The resolution by Federation Council, which was unanimously supported by all the 153 senators at an extraordinary session on Tuesday and coming into immediate effect, says:

“The Federation Council rules to give its consent to the Russian president for the use of armed forces outside Russia on the basis of generally recognised principles and norms of international law. The strength of army units, areas of deployment, tasks and the duration of their stay outside Russia are determined by the Russian president in compliance with the Russian constitution.”

Notably, this authorisation is not Donbass-specific, nor is there any timeline set here. It is also not conditional. Simply put, discretion lies with Putin entirely to make decisions on troop deployments.

Putin’s national address to the Russian people on Monday, which has been amplified further by him in comments to the Russian media on Tuesday, throws light on the “potential future steps.” What emerges from the national address are three things.

First, Moscow views the post-2014 political developments in Ukraine as having been engineered to create an anti-Russian regime in Kiev with hostile intentions, nurtured by the West. This regime is hopelessly compromised to the West and Ukraine has been turned into an American colony.

Second, the North Atlantic Treaty Organisation (Nato) has made deep inroads into Ukraine’s political and defence system. “The Ukrainian troop control system has already been integrated into NATO. This means that NATO headquarters can issue direct commands to the Ukrainian armed forces, even to their separate units and squads.”

Third, NATO is about to grant membership to Ukraine. That will increase the level of military threats to Russia dramatically, considering that American strategic planning documents allow preemptive strike at enemy missile systems. Putin said, “ballistic missiles from Kharkov will take seven to eight minutes; and hypersonic assault weapons, four to five minutes.

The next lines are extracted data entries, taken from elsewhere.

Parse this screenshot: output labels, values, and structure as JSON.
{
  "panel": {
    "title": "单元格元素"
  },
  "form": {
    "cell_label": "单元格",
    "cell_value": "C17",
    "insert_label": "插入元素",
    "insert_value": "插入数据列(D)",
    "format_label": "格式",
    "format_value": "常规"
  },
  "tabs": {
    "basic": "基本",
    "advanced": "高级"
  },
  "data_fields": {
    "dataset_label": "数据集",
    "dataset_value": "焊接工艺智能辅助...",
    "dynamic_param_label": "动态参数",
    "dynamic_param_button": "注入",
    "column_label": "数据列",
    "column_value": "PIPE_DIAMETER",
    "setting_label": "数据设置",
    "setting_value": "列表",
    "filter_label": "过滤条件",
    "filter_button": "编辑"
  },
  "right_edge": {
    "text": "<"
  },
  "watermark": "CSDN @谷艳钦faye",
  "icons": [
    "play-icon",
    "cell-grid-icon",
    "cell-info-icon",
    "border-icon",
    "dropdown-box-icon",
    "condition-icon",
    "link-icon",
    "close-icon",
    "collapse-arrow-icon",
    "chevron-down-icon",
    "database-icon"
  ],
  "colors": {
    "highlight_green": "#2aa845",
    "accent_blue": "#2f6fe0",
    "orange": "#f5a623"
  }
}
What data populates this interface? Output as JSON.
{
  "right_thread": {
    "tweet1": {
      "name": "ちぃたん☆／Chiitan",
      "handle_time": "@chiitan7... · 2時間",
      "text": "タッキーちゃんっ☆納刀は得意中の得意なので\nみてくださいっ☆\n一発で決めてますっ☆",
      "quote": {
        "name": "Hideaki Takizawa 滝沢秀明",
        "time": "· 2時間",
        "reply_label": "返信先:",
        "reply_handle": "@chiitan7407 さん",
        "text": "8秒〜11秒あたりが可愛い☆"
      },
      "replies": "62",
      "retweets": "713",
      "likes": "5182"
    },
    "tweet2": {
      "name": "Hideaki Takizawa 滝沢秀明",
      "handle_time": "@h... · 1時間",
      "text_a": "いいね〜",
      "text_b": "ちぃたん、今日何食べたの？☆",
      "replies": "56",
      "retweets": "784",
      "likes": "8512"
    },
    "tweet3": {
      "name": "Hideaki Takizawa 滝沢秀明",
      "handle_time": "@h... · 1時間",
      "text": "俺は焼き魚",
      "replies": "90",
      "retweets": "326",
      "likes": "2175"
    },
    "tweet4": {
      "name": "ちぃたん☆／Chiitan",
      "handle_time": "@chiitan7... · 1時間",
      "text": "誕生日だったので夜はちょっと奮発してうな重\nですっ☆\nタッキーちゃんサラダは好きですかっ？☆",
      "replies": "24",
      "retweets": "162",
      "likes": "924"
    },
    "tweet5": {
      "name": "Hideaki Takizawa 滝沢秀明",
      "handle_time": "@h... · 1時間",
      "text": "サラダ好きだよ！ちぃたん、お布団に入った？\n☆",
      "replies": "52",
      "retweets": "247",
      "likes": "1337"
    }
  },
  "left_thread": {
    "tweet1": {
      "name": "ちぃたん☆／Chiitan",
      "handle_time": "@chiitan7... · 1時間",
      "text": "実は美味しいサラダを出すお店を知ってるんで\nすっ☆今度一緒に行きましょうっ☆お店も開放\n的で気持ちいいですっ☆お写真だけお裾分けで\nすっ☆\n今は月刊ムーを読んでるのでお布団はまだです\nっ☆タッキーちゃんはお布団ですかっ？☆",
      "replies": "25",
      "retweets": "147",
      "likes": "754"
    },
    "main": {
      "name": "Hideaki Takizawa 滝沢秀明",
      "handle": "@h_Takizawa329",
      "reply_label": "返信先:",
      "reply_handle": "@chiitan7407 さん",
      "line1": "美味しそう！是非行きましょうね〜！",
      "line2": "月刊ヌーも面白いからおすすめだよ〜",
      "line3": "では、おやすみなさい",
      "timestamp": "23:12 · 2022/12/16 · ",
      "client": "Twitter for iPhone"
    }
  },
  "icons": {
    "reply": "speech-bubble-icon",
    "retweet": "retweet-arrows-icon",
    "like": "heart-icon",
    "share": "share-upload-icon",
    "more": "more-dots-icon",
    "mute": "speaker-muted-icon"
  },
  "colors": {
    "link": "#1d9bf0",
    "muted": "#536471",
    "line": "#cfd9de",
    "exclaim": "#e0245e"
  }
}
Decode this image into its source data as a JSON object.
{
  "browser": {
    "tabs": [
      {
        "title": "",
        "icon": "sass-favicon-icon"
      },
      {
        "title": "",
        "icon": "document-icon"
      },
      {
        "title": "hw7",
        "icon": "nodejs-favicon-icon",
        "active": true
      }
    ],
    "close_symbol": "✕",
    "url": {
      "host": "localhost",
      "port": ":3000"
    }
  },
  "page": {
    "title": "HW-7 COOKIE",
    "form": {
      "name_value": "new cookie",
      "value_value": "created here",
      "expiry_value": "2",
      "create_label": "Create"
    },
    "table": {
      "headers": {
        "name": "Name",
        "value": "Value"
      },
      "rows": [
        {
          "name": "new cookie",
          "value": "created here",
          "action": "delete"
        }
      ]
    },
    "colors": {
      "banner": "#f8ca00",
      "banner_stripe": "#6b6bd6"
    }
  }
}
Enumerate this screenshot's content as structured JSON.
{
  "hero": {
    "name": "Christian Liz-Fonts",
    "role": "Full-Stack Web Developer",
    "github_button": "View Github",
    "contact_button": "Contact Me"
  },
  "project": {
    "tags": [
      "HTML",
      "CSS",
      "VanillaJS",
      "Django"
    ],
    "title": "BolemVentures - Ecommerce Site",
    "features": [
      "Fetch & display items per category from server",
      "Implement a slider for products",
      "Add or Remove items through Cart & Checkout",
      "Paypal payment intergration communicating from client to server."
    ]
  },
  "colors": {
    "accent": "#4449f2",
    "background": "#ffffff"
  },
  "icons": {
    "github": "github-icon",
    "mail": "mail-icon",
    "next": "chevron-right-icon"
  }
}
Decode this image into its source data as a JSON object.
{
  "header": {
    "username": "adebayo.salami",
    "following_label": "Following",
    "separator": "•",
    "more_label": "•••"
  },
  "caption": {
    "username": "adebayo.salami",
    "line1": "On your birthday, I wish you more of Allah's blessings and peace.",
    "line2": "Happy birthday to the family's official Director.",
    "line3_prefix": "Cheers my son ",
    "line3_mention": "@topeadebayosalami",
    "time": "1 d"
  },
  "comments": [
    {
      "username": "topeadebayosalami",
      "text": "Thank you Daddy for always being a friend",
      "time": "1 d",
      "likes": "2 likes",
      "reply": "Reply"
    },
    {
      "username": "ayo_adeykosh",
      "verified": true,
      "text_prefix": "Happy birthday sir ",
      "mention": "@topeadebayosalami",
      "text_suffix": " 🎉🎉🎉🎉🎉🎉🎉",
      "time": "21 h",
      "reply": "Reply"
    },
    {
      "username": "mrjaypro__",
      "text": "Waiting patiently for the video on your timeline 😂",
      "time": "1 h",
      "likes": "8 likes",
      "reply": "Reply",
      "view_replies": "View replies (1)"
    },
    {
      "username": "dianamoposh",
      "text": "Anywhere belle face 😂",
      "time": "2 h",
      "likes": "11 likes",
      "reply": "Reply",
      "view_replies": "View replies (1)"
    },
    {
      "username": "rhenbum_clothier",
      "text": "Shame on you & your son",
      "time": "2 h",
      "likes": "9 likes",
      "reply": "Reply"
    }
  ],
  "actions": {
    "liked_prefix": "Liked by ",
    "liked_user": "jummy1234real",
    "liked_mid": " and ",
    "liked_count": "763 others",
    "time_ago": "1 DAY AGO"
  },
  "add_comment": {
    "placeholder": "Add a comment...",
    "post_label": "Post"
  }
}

It is like a knife to the throat.”


Putin said Russia’s expectation is that all disputes will be resolved during talks between the current Kiev authorities and the leaders of these republics, but he also acknowledged that “at this point in time, we realise that it is impossible to do so, since hostilities are still ongoing and, moreover, they are showing signs of escalating.”

From the remarks, it seems highly likely that conflict will erupt over Mariupol, as Donetsk forces, emboldened by Russian support, are sure to make a determined pitch to retake the port city and the adjacent coastal region, which have a big Russian population too. Of course, Russia is obliged to assist the Donetsk forces militarily if need arises.

Putin floated an idea that the vexed question of Ukraine’s membership can be addressed in such a way that the West does not “lose face”. He suggested that Kiev could instead “refuse to join NATO. In effect, in so doing, they would translate the idea of neutrality into life.”


In his national address, Putin spoke with a lot of bitterness. At one point, he directly threatened the extreme nationalists who seized power in the 2014 coup and let loose a wave of violence and systematic persecution against ethnic Russians.

Putin said, “The criminals who committed that atrocity have never been punished, and no one is even looking for them. But we know their names and we will do everything to punish them, find them and bring them to justice.” Putin anticipates a new regime in Kiev.


Via https://www.indianpunchline.com/putin-crosses-the-rubicon-what-next/

4 thoughts on “Putin crosses the Rubicon. What next?

  1. America crossed the Rubicon in 2014 with their CIA-fueled Maidan coup. Ukraine has not lived up to the Minsk accord and has terrorized the Eastern Provinces for years. The West always talks about self-determination when it suits their political interests. Well, over 90% of the Donbas are Russian-speaking and have opted out of the economic basket case known as Ukraine. Get used to it.